The differences between the fitted models are not great, and the same model is chosen by the AIC and BIC measures. The second layer in the models chosen by the AIC and BIC has a resistivity close to the mean value of the resistivity of the second and third layers in the model chosen by the RSS measure. In this specific case there are no large differences in the number of layers selected and therefore the three models chosen can be considered as equivalent.

Complex VES

This example shows the stepwise parameter estimation of a VES acquired in a terrain with a complex geology. The VES data is loaded into R and then the VES object is created:

data("ves_data2")
ves.cmplx <- ves(id = "TD76", ab2 = ves_data2$ab2, apprho = ves_data2$apprho) 

The VES is shown in the following figure. From the visual inspection of this plot, it is clear that the VES data has a high degree of variability represnted by the fluctuations seen in the middle part of the curve.

plot(ves.cmplx, type = "ves")

The stepwise parameter estimation procedure can be applied using:

res.cmplx <- calibrate_step_nls(ves.cmplx, max.layers = 10, 
                                    iterations = 30, 
                                    ireport = 5,
                                    trace = FALSE)

The values of the RSS, AIC and BIC are stored in the all.measures variable inside the res.simple list, and these are extracted using:

cmplx.all.measures.df <- as.data.frame(res.imple$all.measures)
names(cmplx.all.measures.df) <- c("RSS", "AIC", "BIC")
cmplx.all.measures.df$Layers <- seq(2, 10 , by = 1)

The plot of the RSS, AIC and BIC for this complex VES is shown below. The minimum value of RSS is obtained for \(9\) layers while only \(4\) layers are needed if the AIC and BIC are the applied criteria.

pc1 <- ggplot() + geom_line(aes(x = Layers, y = RSS), data = cmplx.all.measures.df) + 
  xlab("Number of Layers") + 
  ylab("RSS") + 
    ggtitle("a) Residual Sum of Squares") 
pc2 <- ggplot() + geom_line(aes(x = Layers, y = AIC), data = cmplx.all.measures.df) + 
  xlab("Number of Layers") + 
  ylab("AIC")+ 
    ggtitle("b) Akaike Information Crit.")
pc3 <- ggplot() + geom_line(aes(x = Layers, y = BIC), data = cmplx.all.measures.df) + 
  xlab("Number of Layers") + 
  ylab("BIC") + 
    ggtitle("c) Bayesian Information Crit.")
grid.arrange(pc1,pc2,pc3,ncol=2)

The models chosen using different measures are shown in the following figure.

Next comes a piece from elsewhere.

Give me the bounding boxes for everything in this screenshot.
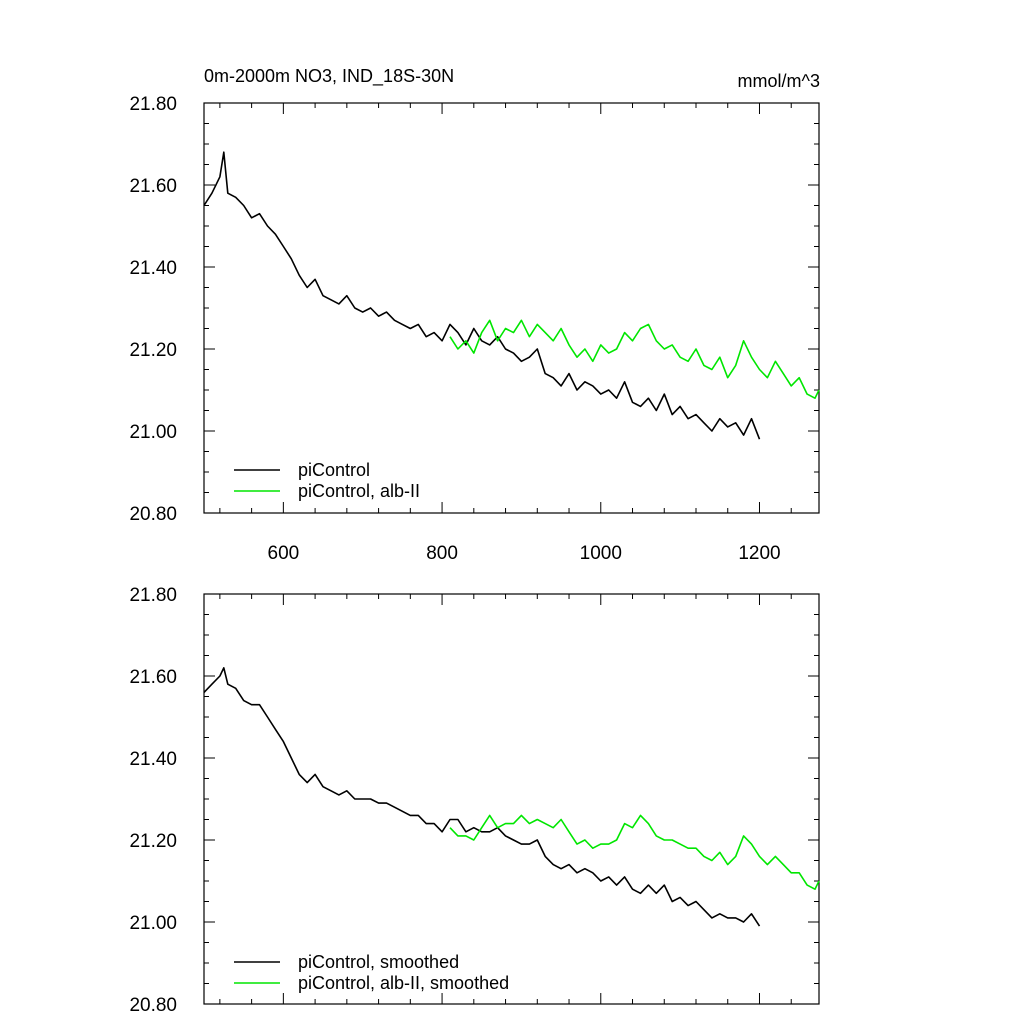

p1cmplx <- plot(ves.cmplx.rss, type = "ves", main = "9 Layers, Model Selection (RSS)")
p2cmplx <- plot(ves.cmplx.aic, type = "ves", main = "4 Layers, Model Selection (AIC)")
p3cmplx <- plot(ves.cmplx.bic, type = "ves", main = "4 Layers, Model Selection (BIC)")
grid.arrange(p1cmplx, p2cmplx, p3cmplx, nrow = 3)

Now, there are clear differences between the fitted models, and again the same model is chosen by the AIC and BIC measures. The first eight layers of the model chosen by the RSS measure clearly are defined by the fluctuations in the apparent resistivity values present in the middle part of the curve. In contrast, the first three layers of the model chosen by the AIC and BIC measures are equivalent to the first eight layers identified in the previously mentioned model.

References

Akaike, H. 1974. “A New Look at the Statistical Model Identification.” IEEE Transactions on Automatic Control 19 (6). Institute of Electrical; Electronics Engineers (IEEE): 716–23. doi:10.1109/tac.1974.1100705.

Muiuane, E.A, and L.B Pedersen. 1999. “Automatic 1d Interpretation of DC Resistivity Sounding Data.” Journal of Applied Geophysics 42 (1). Elsevier BV: 35–45. doi:10.1016/s0926-9851(99)00015-4.

Schwarz, Gideon. 1978. “Estimating the Dimension of a Model.” The Annals of Statistics 6 (2). Institute of Mathematical Statistics: 461–64. doi:10.1214/aos/1176344136.